Quelque corrompue que fût la société à cette époque, on eut un temps la mode des prédicateurs, comme on en aurait eu une autre... L'abbé Lenfant, le père Élisée, l'abbé Beauregard, eurent leur vogue. Il n'y eut pas jusqu'au père Bridaine qui ne fût charlatan à sa manière... car je ne me passionne pas du tout pour ces insolences chrétiennes du père Bridaine... il fut charlatan en injuriant, tandis que les autres le furent en flattant; voilà toute la différence, et non parce qu'il aimait mieux le paysan que le châtelain... c'était une mode nouvelle, elle devait réussir et réussit en effet... Mais, un homme qui frappa beaucoup mademoiselle Phlipon, ce fut l'abbé Beauregard... C'était un petit homme, ayant une voix tonnante, qui surprenait en sortant de cette petite taille... Cette voix lui servait à faire entendre la parole de Dieu avec une violence qui n'était rien moins qu'évangélique... il prenait un ton inspiré pour dire des choses vulgaires... Mais comme, à la chaire comme en tout, il suffit, IL FAUT même frapper plus fort que juste, il suit de là que l'abbé Beauregard, tout en se démenant dans sa chaire comme une bête du Jardin des Plantes dans sa loge, tout en beuglant des pauvretés, persuadait aux gens, du moins à un grand nombre, que tout ce qu'il disait était fort beau...

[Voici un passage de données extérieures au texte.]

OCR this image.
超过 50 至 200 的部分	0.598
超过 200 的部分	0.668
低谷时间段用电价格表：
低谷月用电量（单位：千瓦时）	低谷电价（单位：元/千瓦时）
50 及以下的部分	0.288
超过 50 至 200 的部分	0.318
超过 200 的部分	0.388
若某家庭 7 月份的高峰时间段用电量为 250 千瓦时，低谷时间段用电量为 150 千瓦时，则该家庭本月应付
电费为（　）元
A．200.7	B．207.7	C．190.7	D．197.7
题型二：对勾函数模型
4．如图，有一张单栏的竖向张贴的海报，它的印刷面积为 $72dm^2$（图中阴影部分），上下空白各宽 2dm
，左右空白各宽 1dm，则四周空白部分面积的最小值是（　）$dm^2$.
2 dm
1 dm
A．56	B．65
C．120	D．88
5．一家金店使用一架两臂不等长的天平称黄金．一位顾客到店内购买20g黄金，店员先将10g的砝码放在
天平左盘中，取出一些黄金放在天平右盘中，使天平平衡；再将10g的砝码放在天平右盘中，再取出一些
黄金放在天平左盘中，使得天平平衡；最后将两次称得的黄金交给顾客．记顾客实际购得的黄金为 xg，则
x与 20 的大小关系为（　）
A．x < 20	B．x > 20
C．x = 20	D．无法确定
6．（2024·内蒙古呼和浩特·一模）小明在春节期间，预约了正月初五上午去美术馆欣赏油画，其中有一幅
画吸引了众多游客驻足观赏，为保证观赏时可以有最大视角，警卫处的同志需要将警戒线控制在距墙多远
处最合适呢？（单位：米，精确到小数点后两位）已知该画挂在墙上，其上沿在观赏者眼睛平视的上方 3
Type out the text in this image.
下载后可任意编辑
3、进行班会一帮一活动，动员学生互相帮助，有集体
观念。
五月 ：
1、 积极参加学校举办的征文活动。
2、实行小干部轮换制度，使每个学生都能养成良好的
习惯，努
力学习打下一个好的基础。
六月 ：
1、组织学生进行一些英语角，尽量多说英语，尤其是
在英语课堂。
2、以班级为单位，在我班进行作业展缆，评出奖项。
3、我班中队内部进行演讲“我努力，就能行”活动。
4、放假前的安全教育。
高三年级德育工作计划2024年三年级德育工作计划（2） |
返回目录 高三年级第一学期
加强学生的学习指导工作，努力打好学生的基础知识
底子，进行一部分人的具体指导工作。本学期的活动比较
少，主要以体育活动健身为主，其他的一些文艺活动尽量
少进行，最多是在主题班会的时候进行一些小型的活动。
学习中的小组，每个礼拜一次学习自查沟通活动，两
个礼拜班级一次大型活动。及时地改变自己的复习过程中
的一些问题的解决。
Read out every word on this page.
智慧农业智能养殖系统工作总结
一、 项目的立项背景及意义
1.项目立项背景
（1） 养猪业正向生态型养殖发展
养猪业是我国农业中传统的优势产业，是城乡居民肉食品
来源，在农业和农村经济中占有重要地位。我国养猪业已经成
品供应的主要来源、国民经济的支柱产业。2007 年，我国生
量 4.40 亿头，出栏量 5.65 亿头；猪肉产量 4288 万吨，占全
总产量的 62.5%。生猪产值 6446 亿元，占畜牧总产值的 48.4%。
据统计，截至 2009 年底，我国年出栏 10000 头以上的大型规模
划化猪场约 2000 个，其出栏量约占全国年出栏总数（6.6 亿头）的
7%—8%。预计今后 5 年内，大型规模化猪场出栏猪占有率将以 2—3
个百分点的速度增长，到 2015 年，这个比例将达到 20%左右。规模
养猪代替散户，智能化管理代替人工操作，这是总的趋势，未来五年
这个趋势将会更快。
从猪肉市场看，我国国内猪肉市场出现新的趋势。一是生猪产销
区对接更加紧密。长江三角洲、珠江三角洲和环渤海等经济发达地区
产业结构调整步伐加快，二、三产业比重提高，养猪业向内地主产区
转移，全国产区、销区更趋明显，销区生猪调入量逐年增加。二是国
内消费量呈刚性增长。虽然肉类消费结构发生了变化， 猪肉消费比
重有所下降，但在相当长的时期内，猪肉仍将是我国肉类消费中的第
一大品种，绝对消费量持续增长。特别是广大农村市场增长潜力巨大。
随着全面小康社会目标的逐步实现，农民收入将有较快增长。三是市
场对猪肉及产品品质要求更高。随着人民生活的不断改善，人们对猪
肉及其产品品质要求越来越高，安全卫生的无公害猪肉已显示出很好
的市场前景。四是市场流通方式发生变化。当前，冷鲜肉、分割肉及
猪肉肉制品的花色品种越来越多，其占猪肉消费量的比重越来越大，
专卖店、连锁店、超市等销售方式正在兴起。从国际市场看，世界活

Les temps ne sont pas changés!... aujourd'hui comme alors, étonner les hommes, c'est les séduire... ils vous croient si vous parlez haut... C'est là tout le secret de la discipline, et la Révolution elle-même est là pour me donner raison... Quel est celui de ses dogmes qui fut inculqué par la seule persuasion?...
Ce n'est pas ma morale, au reste, mais cela est... Madame Roland disait, elle, qu'il était malheureux qu'aussitôt que les hommes étaient réunis en grand nombre, ils eussent plutôt de grandes oreilles qu'un grand sens.
Voici un fait concernant l'abbé Beauregard qui le résume assez drôlement.
L'abbé Beauregard se démenait un jour avec plus de violence que de coutume... La chaire retentissait sous ses pieds, dont il donnait des coups à briser le plancher; ses bras, sa tête, toute sa petite personne était dans un état violent: aussi était-il fort écouté d'un homme du peuple qui, debout en face du prédicateur, les yeux attachés sur lui, la bouche béante, laissait échapper parfois un cri admiratif; mais son attention était stupide... Tout-à-coup il se tourne vers un de ses camarades qui était près de lui, et lui montrant le prédicateur avec une sorte de respect, il lui dit: Comme il sue!
Cet homme en admiration devant le prédicateur suant à grosses gouttes de l'exercice qu'il se donne pour parler avec ses bras, me fait croire à cette parole de Phocion qui, ayant été applaudi dans une assemblée du peuple, demandait à ses amis s'il n'avait pas dit quelque sottise.
J'ai oublié de parler en son temps d'une aventure qui arriva à Marie avant la mort de sa mère... Plus tard, j'en rapporterai une concernant un homme de la même profession, et aussi tragique que celle-ci est comique. C'est un singulier rapport.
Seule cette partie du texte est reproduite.